An important milestone for cybersecurity in Belgium was achieved on April 18, 2024, when Parliament approved the transposition of the EU NIS2 Directive. Many companies across a variety of sectors will face increased cybersecurity obligations scheduled to take effect on October 18, 2024. Compliance has significant consequences, including not only director liability but also administrative sanctions and fines.
Scope of application
NIS2 obsoletes and replaces the NIS1 directive (Directive (EU) 2016/1148 on high common level security measures for networks and information systems throughout the European Union), was judged insufficient to deal with the escalating incidents related to the digitalization of society. NIS1 had already set certain minimum cybersecurity standards for companies and sectors considered important to society. This includes “digital service providers” (providers of online search engines, online marketplaces, cloud computing services) and “operators of essential services” (e.g. energy, healthcare, transport sectors). The parties concerned were obliged, among other things, to implement technical and organizational security measures and to notify national cybersecurity authorities of significant cybersecurity incidents.
NIS2 also requires 12 departments to take cybersecurity risk management measures and comply with incident notification obligations. The new rules also improve security and reporting by establishing a minimum list of critical elements that all companies must consider or implement, including incident management, supply chain security, and vulnerability handling and disclosure. Enhance and streamline requirements.
The entities involved fall into two main categories (the first category is subject to the most stringent obligations).
Organizations in these sectors (with some exceptions) are subject to NIS2 if they meet certain criteria in terms of size (number of employees and annual turnover).
These companies must implement specific risk analysis policies, provide appropriate incident handling, auditing and testing, and perform cybersecurity supply chain due diligence (assessing the cybersecurity practices of their suppliers and service providers). Subject to strict minimum cybersecurity risk management requirements, including: Rules regarding incident notifications have also been tightened.
Member States will have until April 17, 2025 to draw up a list of entities covered by NIS2 and may also impose self-registration on entities.
How has Belgium approached the replacement of the NIS2 directive?
Belgium has decided to take advantage of the possibility of expanding the list of entities covered by the NIS2 regime. More precisely, Belgian transposition law allows for the expansion of the existing list as well as the inclusion of additional sectors and sub-sectors through Royal Decree. Additionally, there is flexibility for national regulators to add specific companies to the list. Therefore, even if a company is not currently involved or listed, it remains possible that it will be included in the future.
Given the large number of entities likely to be involved in NIS2, voluntary registration is required within two or five months of the law's entry into force. A platform will be made available for this purpose.
Belgium has also expanded its list of risk management measures and information obligations. As a result, companies covered by Belgium's NIS2 law must adopt tailored vulnerability disclosure policies that take into account all potential risks in order to protect their networks, information systems, and physical environments from incidents. A comprehensive risk analysis must be conducted. Based on this assessment, information systems and network security policies should be developed that incorporate the elements required by law. The list of duties may be further expanded by royal decree.
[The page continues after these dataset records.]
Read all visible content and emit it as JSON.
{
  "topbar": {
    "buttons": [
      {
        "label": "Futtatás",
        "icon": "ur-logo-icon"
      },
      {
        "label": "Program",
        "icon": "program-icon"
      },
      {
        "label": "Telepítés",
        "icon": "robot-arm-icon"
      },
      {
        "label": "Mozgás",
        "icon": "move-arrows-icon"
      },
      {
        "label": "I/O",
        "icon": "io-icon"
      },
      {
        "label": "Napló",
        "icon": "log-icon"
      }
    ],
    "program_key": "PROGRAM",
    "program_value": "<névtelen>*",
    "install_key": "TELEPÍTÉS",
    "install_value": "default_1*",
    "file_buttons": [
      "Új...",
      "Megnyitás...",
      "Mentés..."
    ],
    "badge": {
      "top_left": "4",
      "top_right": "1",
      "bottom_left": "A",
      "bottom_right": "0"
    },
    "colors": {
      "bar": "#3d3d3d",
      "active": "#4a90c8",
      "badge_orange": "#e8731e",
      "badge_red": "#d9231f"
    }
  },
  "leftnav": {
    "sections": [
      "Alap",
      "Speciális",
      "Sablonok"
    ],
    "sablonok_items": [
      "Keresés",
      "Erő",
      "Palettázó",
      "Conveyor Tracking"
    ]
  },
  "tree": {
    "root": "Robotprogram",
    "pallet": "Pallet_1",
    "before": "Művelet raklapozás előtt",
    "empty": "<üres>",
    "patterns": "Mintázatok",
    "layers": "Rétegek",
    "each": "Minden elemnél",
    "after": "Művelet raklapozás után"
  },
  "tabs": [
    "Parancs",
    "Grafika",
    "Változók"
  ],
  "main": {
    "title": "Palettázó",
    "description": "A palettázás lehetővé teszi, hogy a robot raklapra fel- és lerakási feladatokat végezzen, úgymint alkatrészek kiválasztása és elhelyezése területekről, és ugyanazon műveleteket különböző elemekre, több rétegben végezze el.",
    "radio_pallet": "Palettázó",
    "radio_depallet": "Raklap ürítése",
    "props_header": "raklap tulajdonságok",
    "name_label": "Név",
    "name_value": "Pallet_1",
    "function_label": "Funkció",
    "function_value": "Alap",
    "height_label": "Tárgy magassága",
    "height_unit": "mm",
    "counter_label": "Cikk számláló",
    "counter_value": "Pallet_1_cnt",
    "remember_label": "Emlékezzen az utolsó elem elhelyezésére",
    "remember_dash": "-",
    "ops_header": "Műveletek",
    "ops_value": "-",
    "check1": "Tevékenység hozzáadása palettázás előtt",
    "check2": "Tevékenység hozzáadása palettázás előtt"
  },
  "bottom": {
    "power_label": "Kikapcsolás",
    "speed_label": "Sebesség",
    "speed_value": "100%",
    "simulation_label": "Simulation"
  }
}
Finally, the Belgian legislator outlined a framework for overseeing compliance with NIS2. Key aspects include the identification of the relevant authority (national CSIRT), the Belgian Cyber Security Center (“CCB”), the possibility for “important organizations” to undergo a voluntary preliminary assessment (required for “important organizations”); )It is included. , provisions regarding administrative sanctions and fines.
sanctions
Under NIS2, national regulators can provide “essential entities” with up to €10 million or 2% of annual global turnover (whichever is higher), and up to €7 million or 1.4% of annual turnover. Binding injunctions and administrative fines can be issued. Global sales of the “significant entity” (whichever is higher).
Directors and management also have a legally mandated responsibility to implement the necessary measures and follow appropriate cybersecurity training, potentially exposing them to liability if their company is not NIS2 compliant. Please note that there is.
What's next?
Essential and critical businesses have until October 18, 2024 to effectively organize their NIS2 compliance. From this date, a new cybersecurity regime will apply.
Additionally, additional cybersecurity requirements will apply to certain companies, particularly those operating in the financial sector, from January 1, 2025 under the Digital Operational Resilience Act. The law is currently being debated in the Belgian parliament for further implementation.
The content of this article is intended to provide a general guide on the subject. You should seek professional advice regarding your particular situation.